I really did. I wanted to be so badly I could taste it. I left the TV on and
rose, thirty minutes had passed. I needed to see where she was at and find out
if I had what it took. I opened the door and approached her. There was a faint
sheen of perspiration marking her brow. Her face was set in a mask of
concentration. Her hips rocked softly and her arms and legs were tensed and
lightly trembling.

My slave needed release...badly. That was patently clear. What wasn't clear,
however, was what she was willing to do to get it. I reached her side. The
entreaty was in her eyes, as I knew it would be. But would it be on her tongue?

"How's my little slave? Simmering nicely, I trust?" I brushed the hair back from
her face, listening to her garbled attempt at speech.

"Hmm? What's that? I can't really understand, dear." My smile grew as she
whimpered and shook at her restraints. I reached over and loosened the strap on
her gag and popped the ball out of her mouth.

"There. That's better. Now, how are you doing? Need anything?" I picked up the
cloth from the nightstand again and bathed the slobber from her face. I was
surprised still at how matter of fact I was taking care of that for her. I had
really thought that it would sicken me, to see her saliva splattering her face,
to wipe it clean. But it hadn't, it just filled me with a warmth I couldn't
name, hadn't expected.

She worked her jaw about, gasping and panting. She looked at me like I was crazy
asking that question, as if the answer was obvious. Well, it was obvious, but
this time, she was going to tell me. She licked her lips and her mouth started
moving and I held my breath. This was it! I was so excited. I couldn't believe
she was going to give in so easily, to give me in person what she couldn't over
the phone. Her voice cracked.

"Wa...water, please, Milord."

Water? Water? My eyes narrowed and I seethed. How stupid and naive I was to
believe that she was ready, that all of a sudden she'd change her tune. I
pivoted sharply, grabbed a plastic cup from the bathroom and filled it with
water from the tap. Water. She wanted water.
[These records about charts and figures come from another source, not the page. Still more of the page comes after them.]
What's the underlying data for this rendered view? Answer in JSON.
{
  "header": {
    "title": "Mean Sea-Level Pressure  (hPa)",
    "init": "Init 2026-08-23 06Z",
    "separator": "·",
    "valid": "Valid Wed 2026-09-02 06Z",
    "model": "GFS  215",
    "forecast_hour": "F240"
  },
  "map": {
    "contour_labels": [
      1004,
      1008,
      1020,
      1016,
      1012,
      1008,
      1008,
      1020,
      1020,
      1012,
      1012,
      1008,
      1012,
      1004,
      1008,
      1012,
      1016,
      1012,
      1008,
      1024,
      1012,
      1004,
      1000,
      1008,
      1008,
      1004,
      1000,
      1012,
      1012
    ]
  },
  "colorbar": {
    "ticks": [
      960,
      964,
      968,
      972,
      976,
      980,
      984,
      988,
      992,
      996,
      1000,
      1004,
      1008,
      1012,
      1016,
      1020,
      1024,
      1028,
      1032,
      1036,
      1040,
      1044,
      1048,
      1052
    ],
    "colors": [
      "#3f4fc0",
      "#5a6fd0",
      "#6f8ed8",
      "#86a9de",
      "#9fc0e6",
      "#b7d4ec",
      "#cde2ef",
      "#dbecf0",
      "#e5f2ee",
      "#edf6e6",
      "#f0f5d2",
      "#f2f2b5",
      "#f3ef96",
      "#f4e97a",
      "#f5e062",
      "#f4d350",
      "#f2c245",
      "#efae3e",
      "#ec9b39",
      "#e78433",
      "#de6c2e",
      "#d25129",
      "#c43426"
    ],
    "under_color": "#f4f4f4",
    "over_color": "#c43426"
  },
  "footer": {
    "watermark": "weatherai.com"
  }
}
Her body was screaming for release.
The smell of it hung heavily in the air and all she could ask me for was water?
All doubts as to whether or not I could do what it took were immediately
dispelled. I was actually angry, quite angry.
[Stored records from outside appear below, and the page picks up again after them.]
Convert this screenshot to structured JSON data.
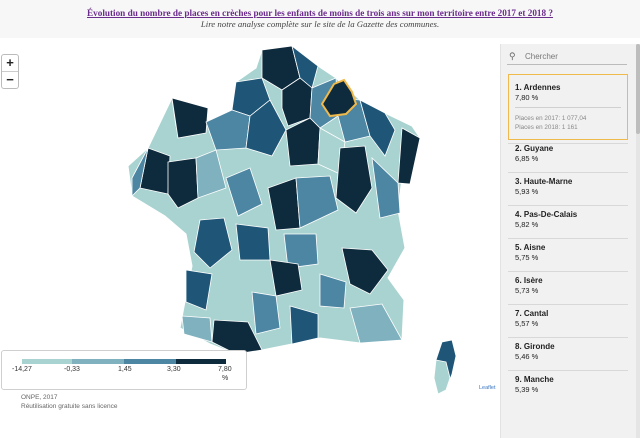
{
  "header": {
    "title": "Évolution du nombre de places en crèches pour les enfants de moins de trois ans sur mon territoire entre 2017 et 2018 ?",
    "subtitle": "Lire notre analyse complète sur le site de la Gazette des communes."
  },
  "zoom": {
    "in": "+",
    "out": "−"
  },
  "search": {
    "icon": "magnifier-icon",
    "placeholder": "Chercher"
  },
  "legend": {
    "ticks": [
      "-14,27",
      "-0,33",
      "1,45",
      "3,30",
      "7,80"
    ],
    "unit": "%",
    "colors": [
      "#a9d3d0",
      "#7fb1be",
      "#4d86a2",
      "#1f5677",
      "#0e2b3d"
    ]
  },
  "map": {
    "highlight_color": "#f0b94b",
    "corse_label": "Corse"
  },
  "attribution": "Leaflet",
  "source": [
    "ONPE, 2017",
    "Réutilisation gratuite sans licence"
  ],
  "ranking": {
    "selected": {
      "name": "1. Ardennes",
      "value": "7,80 %",
      "detail_2017": "Places en 2017: 1 077,04",
      "detail_2018": "Places en 2018: 1 161"
    },
    "items": [
      {
        "name": "2. Guyane",
        "value": "6,85 %"
      },
      {
        "name": "3. Haute-Marne",
        "value": "5,93 %"
      },
      {
        "name": "4. Pas-De-Calais",
        "value": "5,82 %"
      },
      {
        "name": "5. Aisne",
        "value": "5,75 %"
      },
      {
        "name": "6. Isère",
        "value": "5,73 %"
      },
      {
        "name": "7. Cantal",
        "value": "5,57 %"
      },
      {
        "name": "8. Gironde",
        "value": "5,46 %"
      },
      {
        "name": "9. Manche",
        "value": "5,39 %"
      }
    ]
  }
}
If water was what she wanted, then water would be what she got. And that's it! I
held it to her lips, cradling her head, my own arms trembling, this time with my
anger. She gulped it greedily, finished the cup off and then I laid her head
back down and placed the cup on the night stand.

Her blue eyes were wide and dilated and they begged me prettily, but her pouty
lips moved not. I crossed my arms over my chest and steeled myself against the
effect she had over me.

"Anything else you need?"

She whimpered and lifted those pleading eyes to mine.
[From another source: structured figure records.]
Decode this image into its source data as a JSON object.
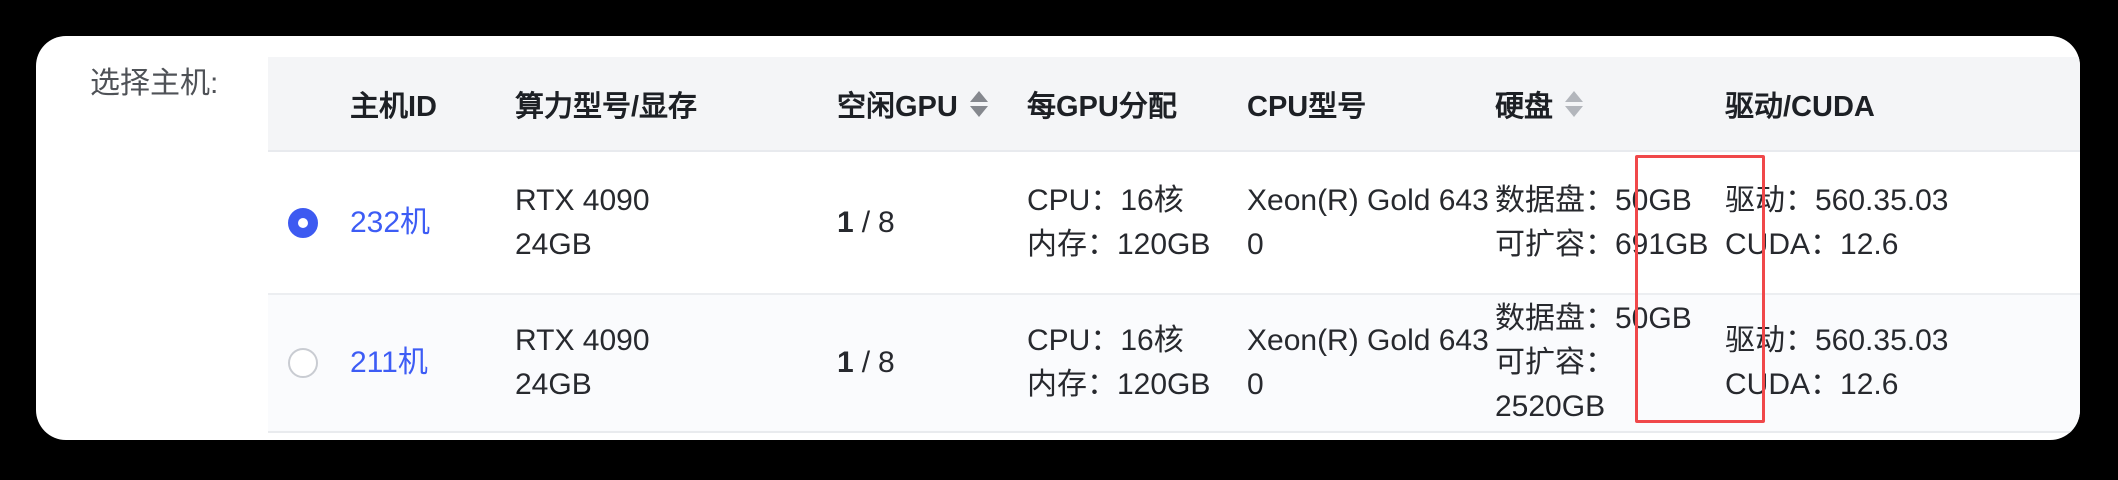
{
  "label": "选择主机:",
  "colors": {
    "page_background": "#000000",
    "card_background": "#ffffff",
    "header_background": "#f4f5f7",
    "row_alt_background": "#fafbfd",
    "link_blue": "#3d5cf5",
    "radio_selected_blue": "#3d5af1",
    "annotation_red": "#f0484a"
  },
  "table": {
    "header": {
      "host_id": "主机ID",
      "model_vram": "算力型号/显存",
      "idle_gpu": "空闲GPU",
      "per_gpu": "每GPU分配",
      "cpu_model": "CPU型号",
      "disk": "硬盘",
      "driver_cuda": "驱动/CUDA"
    },
    "rows": [
      {
        "selected": true,
        "host_id": "232机",
        "model_lines": {
          "0": "RTX 4090",
          "1": "24GB"
        },
        "idle_gpu": {
          "used": "1",
          "separator": "/",
          "total": "8"
        },
        "per_gpu_lines": {
          "0": "CPU：16核",
          "1": "内存：120GB"
        },
        "cpu_model_lines": {
          "0": "Xeon(R) Gold 643",
          "1": "0"
        },
        "disk_lines": {
          "0": "数据盘：50GB",
          "1": "可扩容：691GB"
        },
        "driver_lines": {
          "0": "驱动：560.35.03",
          "1": "CUDA：12.6"
        }
      },
      {
        "selected": false,
        "host_id": "211机",
        "model_lines": {
          "0": "RTX 4090",
          "1": "24GB"
        },
        "idle_gpu": {
          "used": "1",
          "separator": "/",
          "total": "8"
        },
        "per_gpu_lines": {
          "0": "CPU：16核",
          "1": "内存：120GB"
        },
        "cpu_model_lines": {
          "0": "Xeon(R) Gold 643",
          "1": "0"
        },
        "disk_lines": {
          "0": "数据盘：50GB",
          "1": "可扩容：2520GB"
        },
        "driver_lines": {
          "0": "驱动：560.35.03",
          "1": "CUDA：12.6"
        }
      }
    ]
  },
  "annotation": {
    "type": "red-highlight-box",
    "target": "disk-size-values"
  }
}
"No? Very well." I reached down and turned the vibrator up to half speed. She
lurched and cried out. But still, she didn't utter the words that I wanted to
hear. No, now I demanded to hear them. I would not be budged this time, pretty
eyes or obvious torment aside. They would not sway me. Not this time. Only her
mouth forming the words would grant her release. The ball was in her court and I
had just served a zinger. Let's see if she had the guts to return it.

"You'll be sure to let me know, won't you?" I looked coolly at her and strolled
from the room. I left the door open this time and was treated to the sounds of
her anguish, of her frustrated moans. I paused on the other side of the door.
But the words were not forthcoming, so I strode back over to the chair and sat
down.

I changed the channel and loosened a few buttons of my shirt. I watched a few
minutes of the new program, what it was I couldn't tell you, seethed and finally
removed the shirt altogether, leaving just a white undershirt. Over the chatter
of the TV I heard, as I was sure she intended, her whimpers, her groans and I
glared at the collar on the mantle. Was it really worth all of this?